Pela primeira vez, desde que começaram os registros, por 12 meses consecutivos a média global das temperaturas da Terra esteve 1,5ºC acima dos níveis pré-industriais. De fevereiro de 2023 a janeiro de 2024, as temperaturas médias foram 1,52ºC mais elevadas do que entre os anos de 1850 e 1900 – quando os humanos começaram a aquecer o planeta com grandes queimas de combustíveis fósseis e a emitir grandes volumes de gases causadores do efeito estufa.

Isso se expressou no janeiro mais quente já registrado, segundo o Copernicus Climate Change Service (C3S), da União Europeia. "É um marco significativo", observou Matt Patterson, pós-doutorando de física climática da Universidade de Oxford.

O pico se deveu, em parte, ao fenômeno climático El Niño, e espera-se que, assim que ele passe, nos próximos meses, o aquecimento global volte à marca ligeiramente abaixo de 1,5ºC. No entanto, as emissões carbônicas originárias dos combustíveis fósseis seguem sendo as principais responsáveis.

Quer dizer que a humanidade violou o Acordo de Paris?

Não exatamente, mas quase.

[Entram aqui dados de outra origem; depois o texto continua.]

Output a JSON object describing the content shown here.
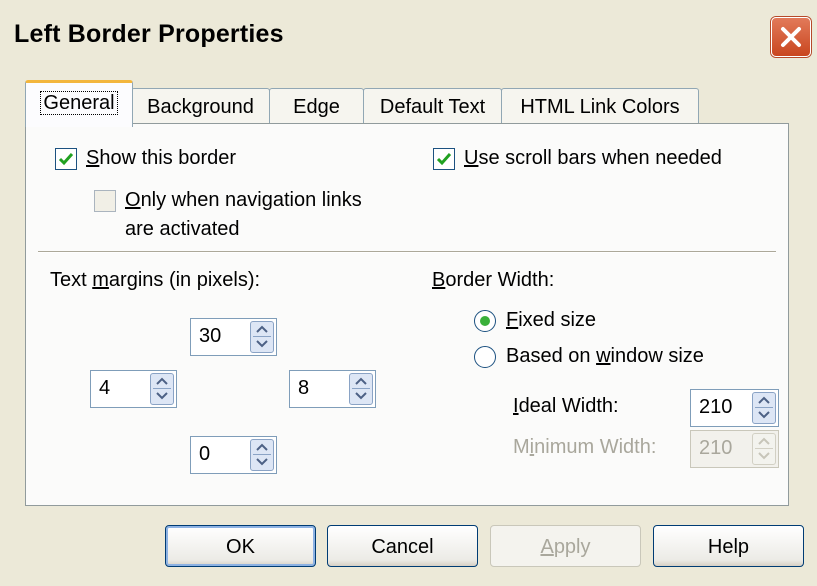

Em 2015, em conferência na capital da França, quase todos os países concordaram em manter o aumento médio da temperatura global, em relação à era pré-industrial, bem abaixo de 2ºC; de preferência mirando 1,5ºC.

Esse limite foi estipulado como linha de defesa para evitar os efeitos mais extremos e irreversíveis da mudança climática. Excedê-lo, ameaça causar danos graves aos sistemas globais, às populações humanas e ao meio ambiente, à medida que tempestades, ondas de calor e secas se tornam mais extremas.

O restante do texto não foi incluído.